Sun 3 Nov 2019, 3 pm
Charles Gaines, noted American artist, educator, and recipient of the 2019 Edward MacDowell Medal, joins Thelma Golden, Director and Chief Curator of The Studio Museum, Laura Owens, and Gary Simmons, LA-based artists and former students of Gaines, for a discussion about his systematic approach to artmaking and his new works presented in ‘Palm Trees and Other Works.’
This event is free, however, reservations are recommended. Click here to register.
About Charles Gaines
A pivotal figure in the field of Conceptual Art, Charles Gaines’s body of work engages formulas and systems that interrogate relationships between the objective and the subjective realms. Using a generative approach to create a series of works in a variety of mediums, he has built a bridge between the early conceptual artists of the 1960s and 1970s and subsequent generations of artists pushing the limits of conceptualism today.
Gaines lives and works in Los Angeles, and has been a member of the CalArts School of Art faculty since 1990. He has been the subject of numerous exhibitions in the United States and internationally, and his work is in prominent public collections including the Museum of Modern Art, New York NY, the Whitney Museum of American Art, New York NY, the Studio Museum in Harlem, New York NY and the Los Angeles County Museum of Art, Los Angeles CA. Gaines’ work was presented at the Venice Biennale in 2007 and 2015.
About Thelma Golden
Thelma Golden is Director and Chief Curator of The Studio Museum in Harlem, where she began her career in 1987 before joining the Whitney Museum of American Art in 1988. After a decade at the Whitney, she returned to the Studio Museum in 2000 as Deputy Director for Exhibitions and Programs, and was named Director and Chief Curator in 2005. Golden was appointed to the Committee for the Preservation of the White House by President Obama in 2010, and in 2015 joined the Barack Obama Foundation’s Board of Directors. She also sits on the Board of the Los Angeles County Museum of Art, the Andrew W. Mellon Foundation, and the Crystal Bridges Museum.

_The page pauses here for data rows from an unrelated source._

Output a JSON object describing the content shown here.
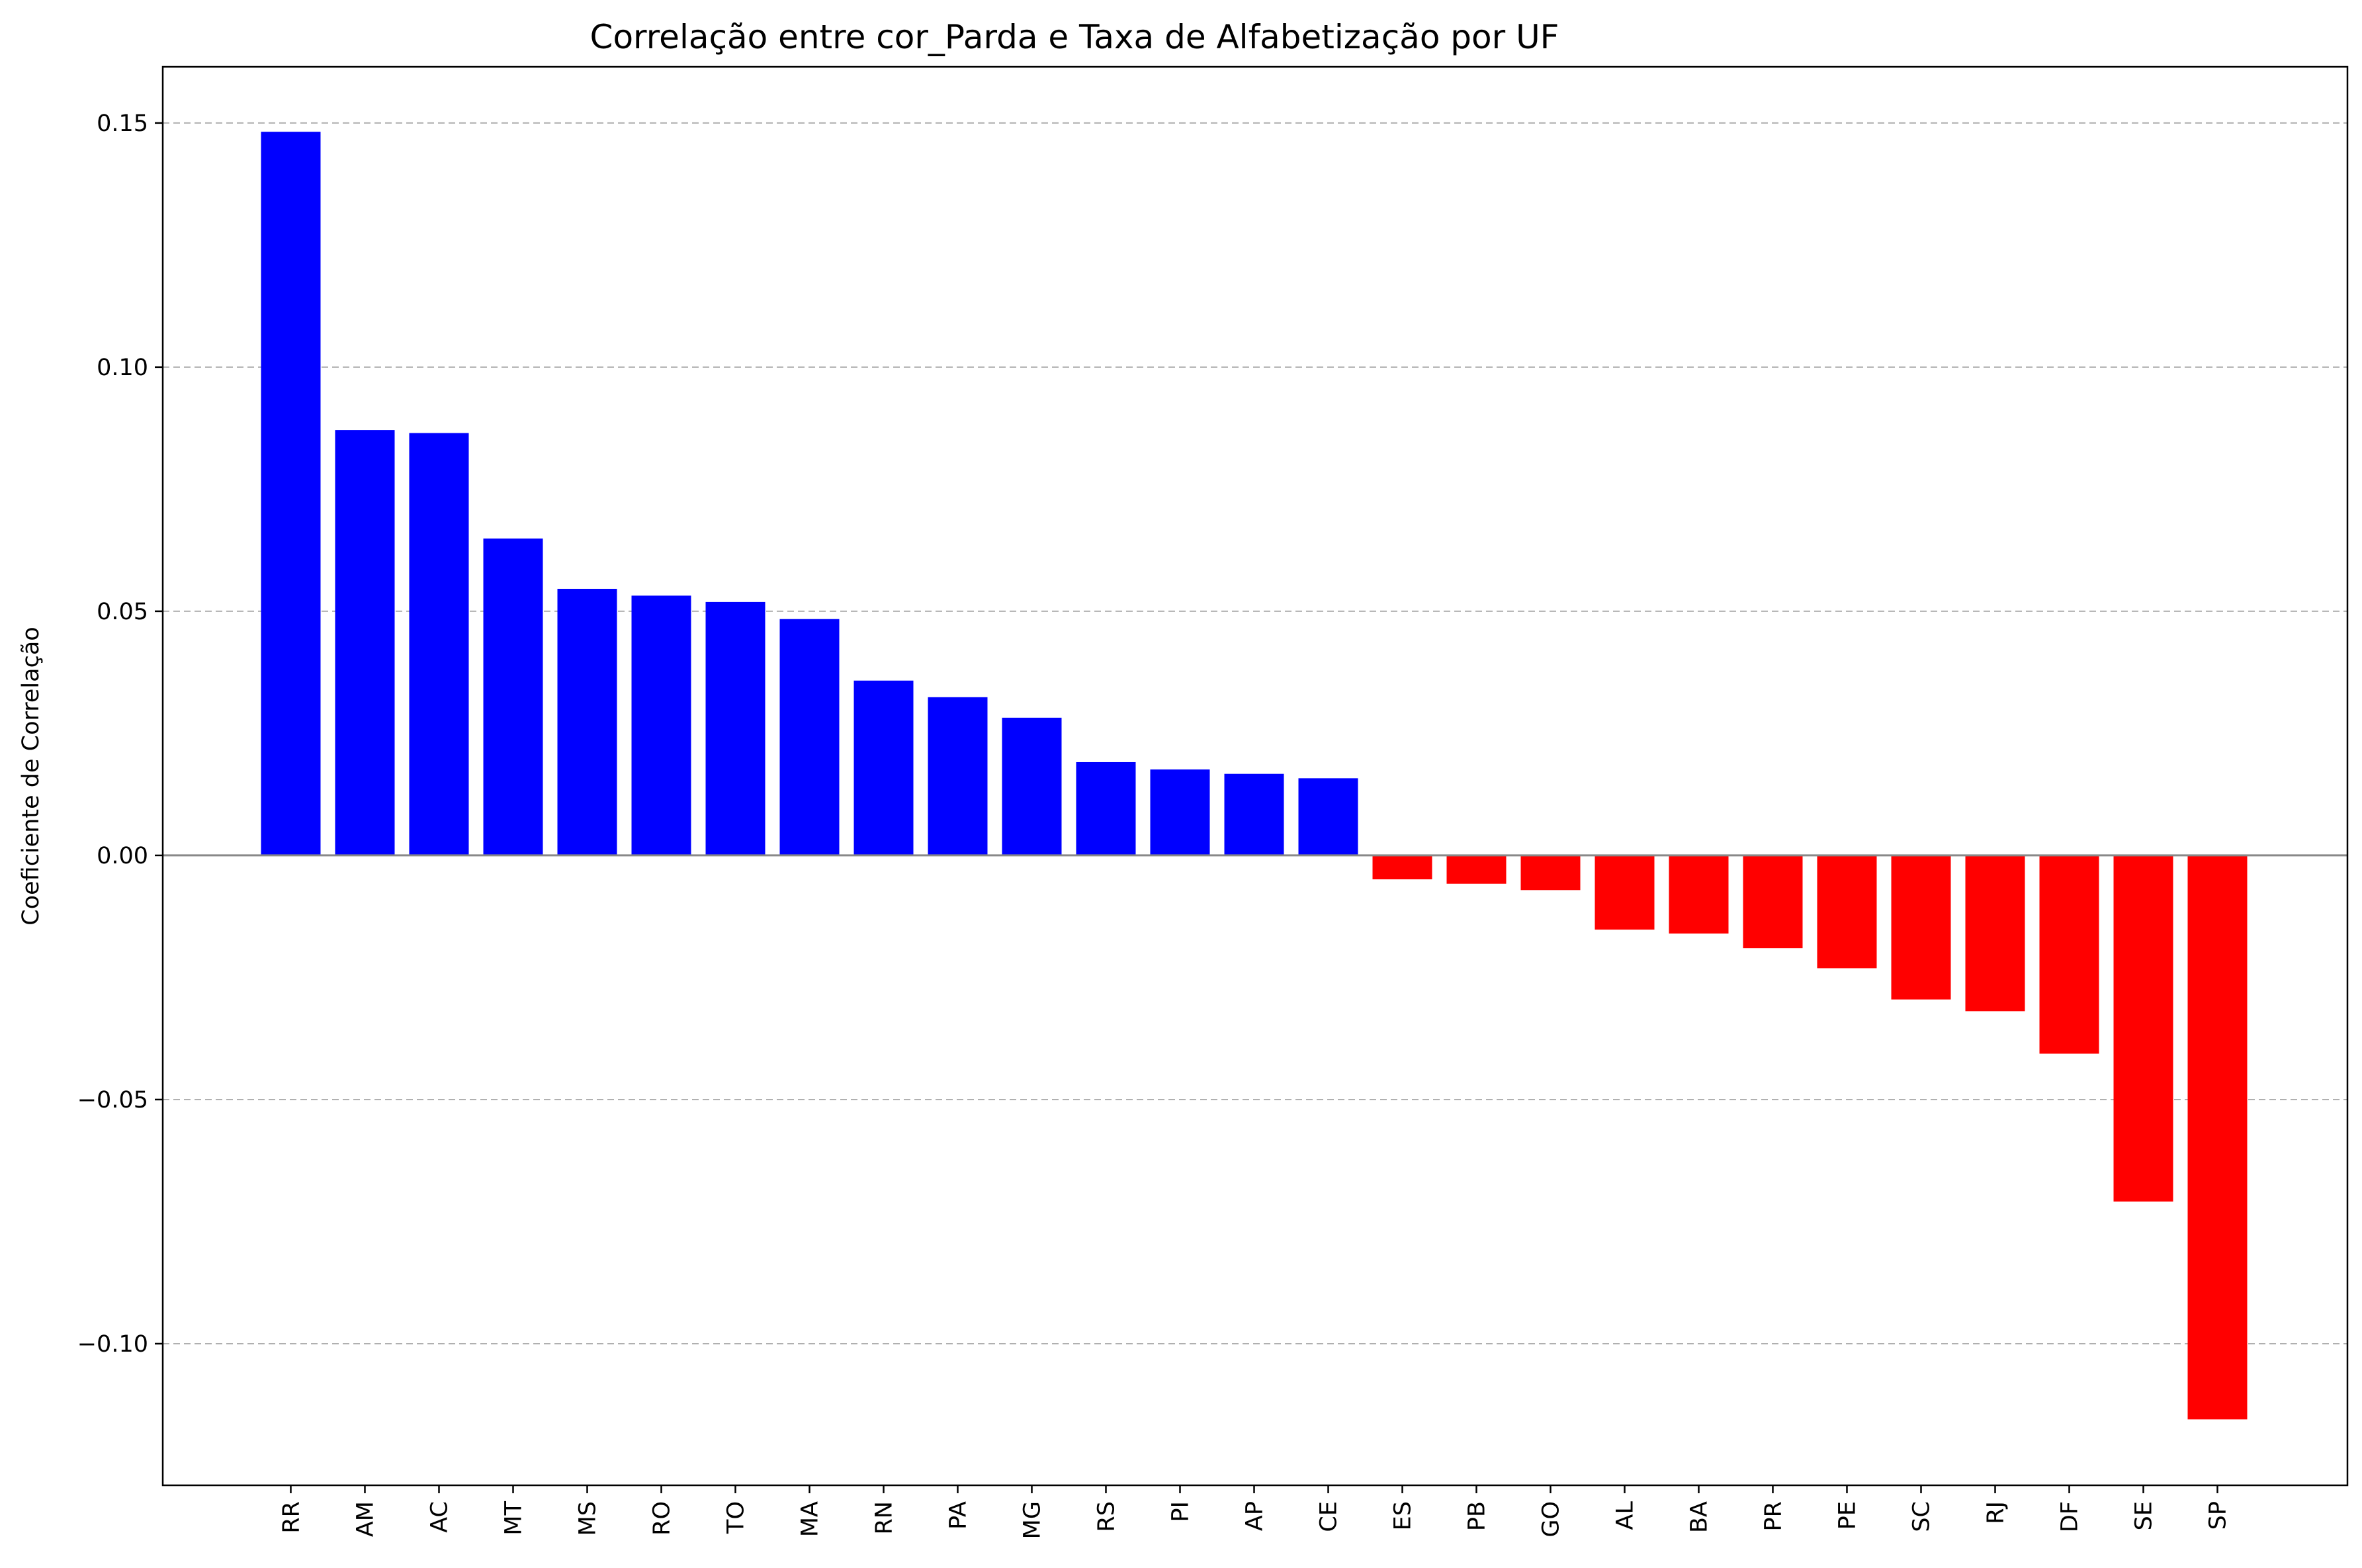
{
  "chart_data": {
    "type": "bar",
    "title": "Correlação entre cor_Parda e Taxa de Alfabetização por UF",
    "xlabel": "",
    "ylabel": "Coeficiente de Correlação",
    "categories": [
      "RR",
      "AM",
      "AC",
      "MT",
      "MS",
      "RO",
      "TO",
      "MA",
      "RN",
      "PA",
      "MG",
      "RS",
      "PI",
      "AP",
      "CE",
      "ES",
      "PB",
      "GO",
      "AL",
      "BA",
      "PR",
      "PE",
      "SC",
      "RJ",
      "DF",
      "SE",
      "SP"
    ],
    "values": [
      0.1482,
      0.0871,
      0.0865,
      0.0649,
      0.0546,
      0.0532,
      0.0519,
      0.0484,
      0.0358,
      0.0324,
      0.0282,
      0.0191,
      0.0176,
      0.0167,
      0.0158,
      -0.0049,
      -0.0058,
      -0.0071,
      -0.0152,
      -0.016,
      -0.019,
      -0.0231,
      -0.0295,
      -0.0319,
      -0.0406,
      -0.0709,
      -0.1155
    ],
    "positive_color": "#0000ff",
    "negative_color": "#ff0000",
    "ylim": [
      -0.129,
      0.1615
    ],
    "yticks": [
      0.15,
      0.1,
      0.05,
      0.0,
      -0.05,
      -0.1
    ],
    "ytick_labels": [
      "0.15",
      "0.10",
      "0.05",
      "0.00",
      "−0.05",
      "−0.10"
    ],
    "grid": true,
    "grid_axis": "y"
  }
}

Golden is a 2008 Henry Crown Fellow at the Aspen Institute and is the recipient of the 2016 Audrey Irmas Award for Curatorial Excellence. In 2015, she was appointed as a Ford Foundation Art of Change Visiting Fellow and in 2017, Golden was honored with both the Outstanding Contributions to the Arts Award from the Americans for the Arts and the Groundbreaker Award from Prospect.4 New Orleans. In 2018, Golden was awarded a J. Paul Getty Medal. She has received honorary degrees from Columbia University, the City College of New York, Smith College, and a Barnard Medal of Distinction from Barnard College.
About Laura Owens
Laura Owens lives and works in Los Angeles. She studied at the Rhode Island School of Design, the Skowhegan School of Painting and Sculpture, and the California Institute of Arts. For more than twenty years, Owens has pioneered an innovative approach to painting that challenges traditional assumptions about the nature of figuration and abstraction, the relationships among avant-garde art, craft, and pop culture, and the interplay between painting and contemporary technologies. Her work is characterized by a ranging, nuanced and often humorous approach to her medium, one that has seen her embrace and reinvent sources from inside and outside the canon – whether avant-garde, decorative, high-brow, popular or personal. Owens was recently the subject of a retrospective at the Whitney Museum of American Art, New York (2017-19), Dallas Museum of Art and MOCA Los Angeles. Other recent solo exhibitions include those at CCA Wattis Institute, San Francisco (2016) and Secession, Vienna (2015). In summer 2020, the artist will present an exhibition at Cleveland Museum of Art in collaboration with high school students participating in the CMA’s Arts Mastery program. Owens is represented by Gavin Brown’s enterprise, New York / Rome; Sadie Coles HQ, London; and Galerie Gisela Capitain, Cologne.
About Gary Simmons
Gary Simmons, a LA based artist, utilizes icons of US pop culture, architecture, and film in his drawings and paintings, which address personal and societal issues of class and race. Racial identity and politics are essential to his work, ruminating on how perception of the past creates uncertainties in the formation of present and future American society. Simmons received his BFA from the School of Visual Arts in 1988, and his MFA from CalArts in 1990. Shortly thereafter he was awarded both the National Endowment for the Arts Interarts Grant and the Penny McCall Foundation Grant.